Our entire existence is directly or indirectly dependent on wild or domesticated biodiversity. In addition to our food, the bulk of what we build with, make medicines from and use as industrial raw materials comes from biological resources, while many forms of tourism revolve around nature. Nature and biodiversity therefore are of enormous economic and social value. At least 40% of the global economy and 80% of the needs of the poorest people on our planet depend on natural resources. Even so, biodiversity on our planet is under great pressure. The number of insects in Europe seems to be decreasing dramatically, as is the number of birds. Meanwhile, the logging, food and animal-feed industries are threatening tropical forests. According to some biologists, humans are responsible for the sixth wave of extinction that we find now ourselves in.

The basic principle of our research at Wageningen University & Research is that nature is not a resource but a partner that governs the things that support our life on earth. Following this principle, we work on innovations that make the recovery and management of biodiversity possible, which will result in robust ecosystems and agriculture systems that are resilient to climate change as well as pollution and will continue to deliver essential services and goods in the future. In order to do so, we must understand the dynamics of the resilience of ecosystems. We collaborate with social partners in order to ensure that the restoration of ecosystems is an ‘investment’ for the future.

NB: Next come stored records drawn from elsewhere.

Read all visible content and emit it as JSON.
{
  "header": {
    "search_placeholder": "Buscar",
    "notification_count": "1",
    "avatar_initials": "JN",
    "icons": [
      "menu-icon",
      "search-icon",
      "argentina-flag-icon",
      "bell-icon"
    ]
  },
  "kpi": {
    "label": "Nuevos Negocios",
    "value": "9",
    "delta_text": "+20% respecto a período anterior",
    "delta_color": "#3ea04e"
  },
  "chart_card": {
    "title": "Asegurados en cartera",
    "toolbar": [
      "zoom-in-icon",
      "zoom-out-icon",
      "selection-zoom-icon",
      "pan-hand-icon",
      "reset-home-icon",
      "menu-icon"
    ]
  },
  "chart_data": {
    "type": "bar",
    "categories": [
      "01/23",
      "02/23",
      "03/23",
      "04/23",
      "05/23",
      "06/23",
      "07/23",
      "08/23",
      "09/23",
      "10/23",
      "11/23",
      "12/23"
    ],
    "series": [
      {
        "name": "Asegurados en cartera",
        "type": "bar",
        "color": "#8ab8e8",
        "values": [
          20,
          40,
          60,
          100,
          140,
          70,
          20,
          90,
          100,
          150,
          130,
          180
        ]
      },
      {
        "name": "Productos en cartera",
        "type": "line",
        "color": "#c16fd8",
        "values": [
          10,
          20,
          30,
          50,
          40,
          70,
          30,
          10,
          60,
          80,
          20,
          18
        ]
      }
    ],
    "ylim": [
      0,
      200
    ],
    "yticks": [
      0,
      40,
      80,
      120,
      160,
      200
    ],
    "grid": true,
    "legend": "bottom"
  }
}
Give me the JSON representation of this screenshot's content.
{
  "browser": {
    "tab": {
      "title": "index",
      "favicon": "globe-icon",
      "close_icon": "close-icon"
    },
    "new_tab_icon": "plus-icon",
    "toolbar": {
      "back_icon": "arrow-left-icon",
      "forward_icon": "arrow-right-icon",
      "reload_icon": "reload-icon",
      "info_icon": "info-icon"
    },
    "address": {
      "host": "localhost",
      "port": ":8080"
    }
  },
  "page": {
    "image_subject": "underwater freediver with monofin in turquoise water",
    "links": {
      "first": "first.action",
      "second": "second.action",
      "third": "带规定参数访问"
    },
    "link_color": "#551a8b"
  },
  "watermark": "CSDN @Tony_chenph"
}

Biodiversity is essential for agriculture, in effect a conditio sine qua non. Healthy soil life and therefore the cultivation of a wide variety of plants would not be possible without pollinating insects. We are therefore aiming to achieve a method of agriculture that is based on a resilient agricultural system and ecosystem. The concept of ‘nature-inclusive agriculture’ makes optimal use of the natural environment, otherwise known as natural capital, and integrates it into business operations.

Our ambition is to leave behind a world for our children that is both liveable and produces enough food for ten billion people. Without sufficient biodiversity and genetic diversity, the earth will become uninhabitable. As Wageningen, we recognise that we have a major part to play. In light of this, we continue to search for innovative solutions to restore and preserve biodiversity while renewing and improving genetic diversity.